All told, most industry supporters believe the bill should be considered a win, with billions allotted for roads, schools, clean energy, military housing and broadband – much of which should certainly spur construction and transport.

To that end, contractors will take note of several wins as it pertains to the Paycheck Protection Program – one of which is a provision to ensure that expenses paid for with forgiven PPP loans are tax deductible. The legislation also features a simplified forgiveness application for loans of $150,000 or less that requires borrowers to simply state the number of employees retained and the amount of PPP funds spent on payroll.

An additional benefit is the expansion of the Employee Retention Tax Credit, which gives qualifying employers a $5,000 credit per worker for employees not paid with PPP funds in 2020, as well as a $7,000 credit per worker per quarter in the first half of 2021.

The transportation industry will also take note of the $10 billion earmarked for state DOTs.
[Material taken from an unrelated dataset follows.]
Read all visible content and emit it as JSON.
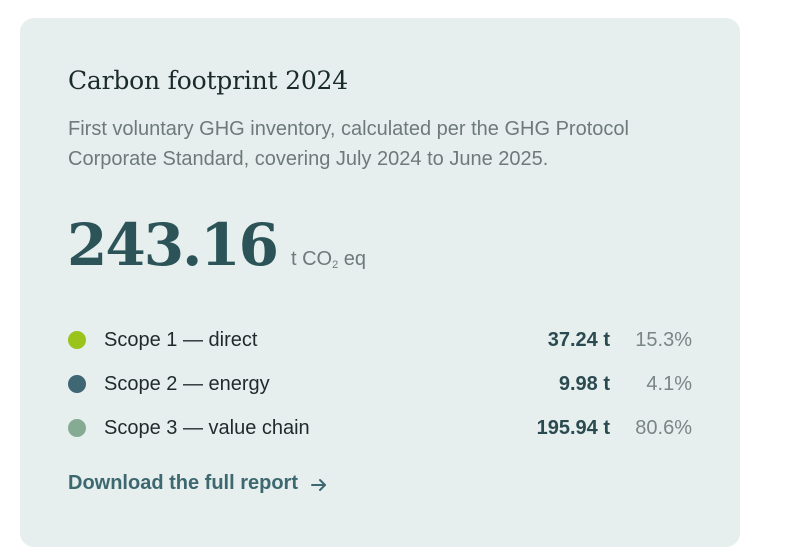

School construction will likely get a significant boost as well from the bill’s injection of $82 billion for education.

Moreover, the Water Resources Development Act included in the package will allocate $10 billion in federal funding for infrastructure projects aimed at the country’s ports, harbors and inland waterways. Seven billion dollars will serve the expansion of broadband internet infrastructure and access. Clean energy – wind, solar and related projects – is looking at around $35 billion in earmarks.

Building momentum

Riding close on the heels of the pandemic relief package is the infrastructure plan proposed by President Joe Biden. The plan outlines an investment of $2 trillion into the economy, with the aim of creating millions of jobs in infrastructure, housing, construction and additional projects.

While industry insiders are watching closely to see what congressional roadblocks President Biden might experience, there is optimism that bi-partisan support remains on the confidence that he’s been a long-time advocate of infrastructure. The plan, if passed, will take aim at a broad definition of infrastructure, and Biden’s hope to pass the bill could find added momentum from the FAST Act (Fixing America’s Surface Transportation), which Congress recently extended to October 1, 2021.
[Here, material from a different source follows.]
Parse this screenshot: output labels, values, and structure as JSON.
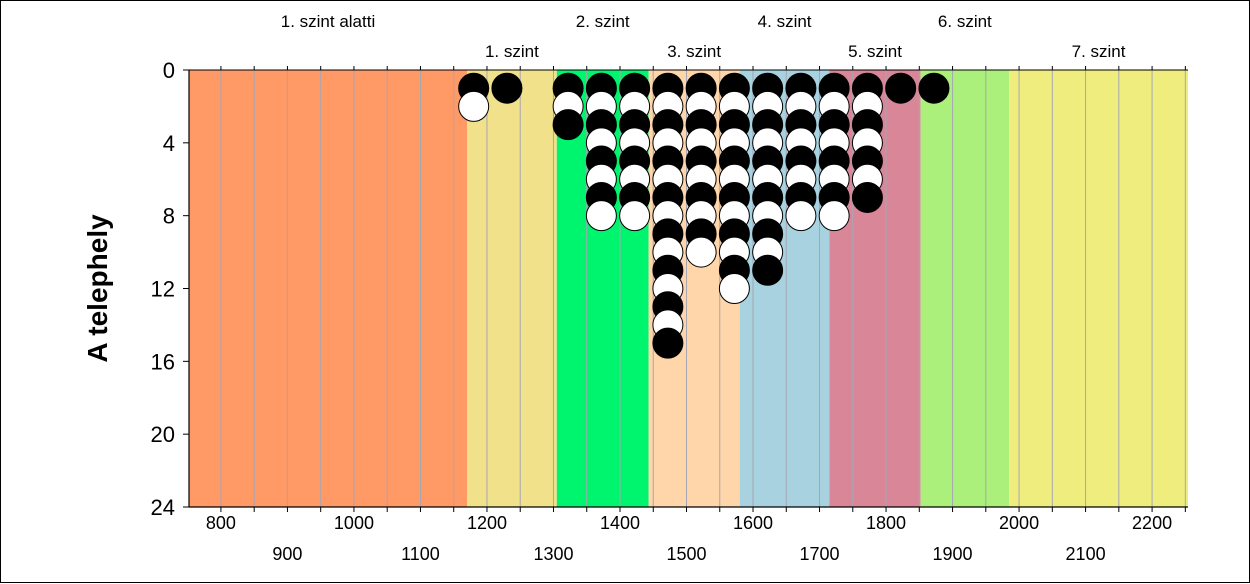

Analysts believe that readdressing the FAST Act in year one of the new administration could carve a path for bipartisan accord and ultimately put an infrastructure plan in front of Congress that gets through.

With the pandemic still a priority, Washington insiders also point to the bipartisan work achieved to get both the CARES Act accomplished as well as its successor in December as an indication that Congress is willing to cooperate for the good of the nation – which could help legislators to cultivate bilateral traction in the next two years before the election cycle kicks in.

One area of momentum the Biden administration is hoping to capitalize on involves giving Americans the balance of their coveted $2,000 coronavirus payments – part of the $1.9 trillion American Rescue Plan he proposed just before inauguration last month. Biden is confident that, if that legislation passes, there’s hope for passing what is ultimately a $3 trillion tax and infrastructure package shortly thereafter. It is believed that Biden’s blitz for a quick spending measure could build goodwill with Senate Republicans for a bigger package in the spring, especially if it includes liability protection the GOP wants for businesses fearing coronavirus lawsuits. All told, the first half of 2021 will be an early test of how effectively both sides can work together in moving the country, and thus industry, in a more positive, productive direction for the long haul.